Calculating the Cost of Collaboration — A World War I Lesson

All too often, we rush headlong into collaboration in the firm belief that all collaboration is good and must, therefore, have primarily an upside. We become excited by the anticipated benefits of collaboration: better innovation, better sales, greater client satisfaction, and better operations. The truth, however, can be quite different. Most of us have seen well-intentioned collaborations founder on the rocks of ignorance, insularity, and inexperience. Many of us carry the battle scars of failed collaboration efforts.

Professor Morten Hansen has studied scores of collaborations. As a result, he offers some sage advice in his book, Collaboration: Be disciplined. In particular, do not undertake any collaboration until you have investigated the proposed collaboration sufficiently to establish that “the net value of collaboration is greater than the return minus both opportunity costs and collaboration costs.” He calls this net value, the “collaboration premium.”
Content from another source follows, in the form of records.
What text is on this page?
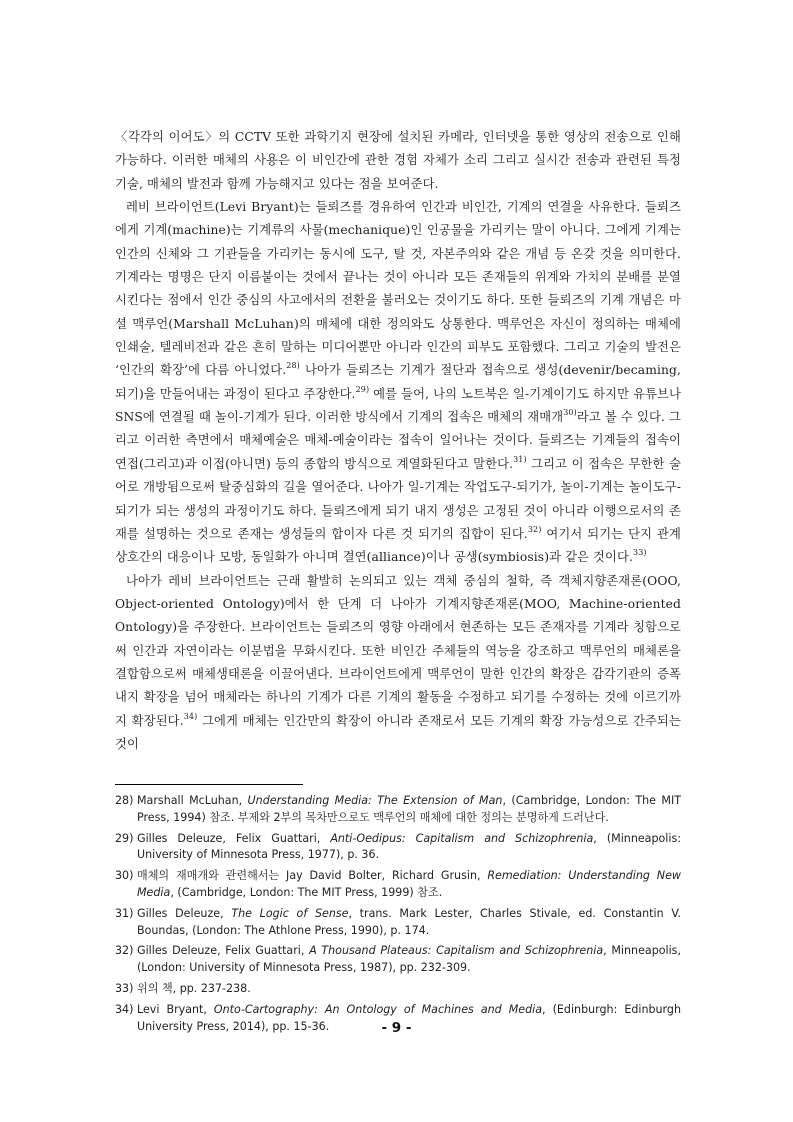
〈각각의 이어도〉의 CCTV 또한 과학기지 현장에 설치된 카메라, 인터넷을 통한 영상의 전송으로 인해 가능하다. 이러한 매체의 사용은 이 비인간에 관한 경험 자체가 소리 그리고 실시간 전송과 관련된 특정 기술, 매체의 발전과 함께 가능해지고 있다는 점을 보여준다.

레비 브라이언트(Levi Bryant)는 들뢰즈를 경유하여 인간과 비인간, 기계의 연결을 사유한다. 들뢰즈에게 기계(machine)는 기계류의 사물(mechanique)인 인공물을 가리키는 말이 아니다. 그에게 기계는 인간의 신체와 그 기관들을 가리키는 동시에 도구, 탈 것, 자본주의와 같은 개념 등 온갖 것을 의미한다. 기계라는 명명은 단지 이름붙이는 것에서 끝나는 것이 아니라 모든 존재들의 위계와 가치의 분배를 분열시킨다는 점에서 인간 중심의 사고에서의 전환을 불러오는 것이기도 하다. 또한 들뢰즈의 기계 개념은 마셜 맥루언(Marshall McLuhan)의 매체에 대한 정의와도 상통한다. 맥루언은 자신이 정의하는 매체에 인쇄술, 텔레비전과 같은 흔히 말하는 미디어뿐만 아니라 인간의 피부도 포함했다. 그리고 기술의 발전은 ‘인간의 확장’에 다름 아니었다.$^{28)}$ 나아가 들뢰즈는 기계가 절단과 접속으로 생성(devenir/becaming, 되기)을 만들어내는 과정이 된다고 주장한다.$^{29)}$ 예를 들어, 나의 노트북은 일-기계이기도 하지만 유튜브나 SNS에 연결될 때 놀이-기계가 된다. 이러한 방식에서 기계의 접속은 매체의 재매개$^{30)}$라고 볼 수 있다. 그리고 이러한 측면에서 매체예술은 매체-예술이라는 접속이 일어나는 것이다. 들뢰즈는 기계들의 접속이 연접(그리고)과 이접(아니면) 등의 종합의 방식으로 계열화된다고 말한다.$^{31)}$ 그리고 이 접속은 무한한 술어로 개방됨으로써 탈중심화의 길을 열어준다. 나아가 일-기계는 작업도구-되기가, 놀이-기계는 놀이도구-되기가 되는 생성의 과정이기도 하다. 들뢰즈에게 되기 내지 생성은 고정된 것이 아니라 이행으로서의 존재를 설명하는 것으로 존재는 생성들의 합이자 다른 것 되기의 집합이 된다.$^{32)}$ 여기서 되기는 단지 관계 상호간의 대응이나 모방, 동일화가 아니며 결연(alliance)이나 공생(symbiosis)과 같은 것이다.$^{33)}$

나아가 레비 브라이언트는 근래 활발히 논의되고 있는 객체 중심의 철학, 즉 객체지향존재론(OOO, Object-oriented Ontology)에서 한 단계 더 나아가 기계지향존재론(MOO, Machine-oriented Ontology)을 주장한다. 브라이언트는 들뢰즈의 영향 아래에서 현존하는 모든 존재자를 기계라 칭함으로써 인간과 자연이라는 이분법을 무화시킨다. 또한 비인간 주체들의 역능을 강조하고 맥루언의 매체론을 결합함으로써 매체생태론을 이끌어낸다. 브라이언트에게 맥루언이 말한 인간의 확장은 감각기관의 증폭 내지 확장을 넘어 매체라는 하나의 기계가 다른 기계의 활동을 수정하고 되기를 수정하는 것에 이르기까지 확장된다.$^{34)}$ 그에게 매체는 인간만의 확장이 아니라 존재로서 모든 기계의 확장 가능성으로 간주되는 것이

28) Marshall McLuhan, Understanding Media: The Extension of Man, (Cambridge, London: The MIT Press, 1994) 참조. 부제와 2부의 목차만으로도 맥루언의 매체에 대한 정의는 분명하게 드러난다.
29) Gilles Deleuze, Felix Guattari, Anti-Oedipus: Capitalism and Schizophrenia, (Minneapolis: University of Minnesota Press, 1977), p. 36.
30) 매체의 재매개와 관련해서는 Jay David Bolter, Richard Grusin, Remediation: Understanding New Media, (Cambridge, London: The MIT Press, 1999) 참조.
31) Gilles Deleuze, The Logic of Sense, trans. Mark Lester, Charles Stivale, ed. Constantin V. Boundas, (London: The Athlone Press, 1990), p. 174.
32) Gilles Deleuze, Felix Guattari, A Thousand Plateaus: Capitalism and Schizophrenia, Minneapolis, (London: University of Minnesota Press, 1987), pp. 232-309.
33) 위의 책, pp. 237-238.
34) Levi Bryant, Onto-Cartography: An Ontology of Machines and Media, (Edinburgh: Edinburgh University Press, 2014), pp. 15-36.	- 9 -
World War I and the Collaboration Premium

On April 6, 1917, the United States entered World War I. The presenting issue was the German sinking of several American merchant ships. Given that tensions had been rising for months, there had been ample time for US political and military leaders to undertake the collaboration test: to determine beforehand if the net value of participating outweighed the foregoing of other projects (opportunity cost) and the extensive costs of getting involved in a war that was not universally popular at home.

With the benefit of hindsight it is easy to say that because the US and its allies won, it was worth the price the country paid to participate in the war. But is that fair? Yet, even if they had attempted a proper collaboration cost calculation, could US leaders ever have contemplated the true and horrifying scope of events like those that took place at Meuse-Argonne?

The Meuse-Argonne Offensive

In his article, Killing Machines at Meuse-Argonne, 1918, Alfred S. Bradford, Jr. describes the Meuse-Argonne offensive in the following way:

In late September 1918, some 600,000 American troops massed in a valley in northeastern France as part of the final major campaign of World War I, the Meuse-Argonne offensive. A newcomer to the Allied effort, the United States had begun sending large numbers of soldiers to Europe only months before. Many of these men were raw recruits who knew nothing of the horrors of machine guns, poison gas, combat aircraft, and other weapons born of the Industrial Revolution. More than a million U.S. soldiers would eventually join the assault of the well-entrenched Germans; American forces would suffer more than 120,000 casualties, including 26,277 dead.

The Meuse-Argonne American Cemetery

Many of these dead found their final resting place in the Meuse-Argonne American Cemetery. According to the American Battle Monuments Commission, this cemetery “is the largest American military cemetery in Europe. Within these 130 acres are the remains of more than 14,200 American men and women who died in the Meuse-Argonne Offensive.”

Admittedly, these numbers are large: one million soldiers, 120,000 casualties, 26,277 dead, over 14,200 graves, 130 acres. But it is hard to really wrap your mind around them without a visual.

Thanks to The Great War video series, we have a compelling visual. Take a look at the following video. It brings home the vast scale of suffering — all embodied in neat rows of crosses and stars that stretch across those 130 acres.

Calculating Your Collaboration Premium or Penalty

Would US political and military leaders have made a different choice on April 6, 1917, if they had known the true costs of collaboration in World War I? We will never know. Nonetheless, we should not ignore the lessons of their experience. It is vitally important that we think hard about true costs before we leap headlong into collaboration. This means honestly facing the possibility of a collaboration penalty rather than the desired collaboration premium.

After all, no decent organization wants its people to end up in a corporate version of the Meuse-Argonne Cemetery.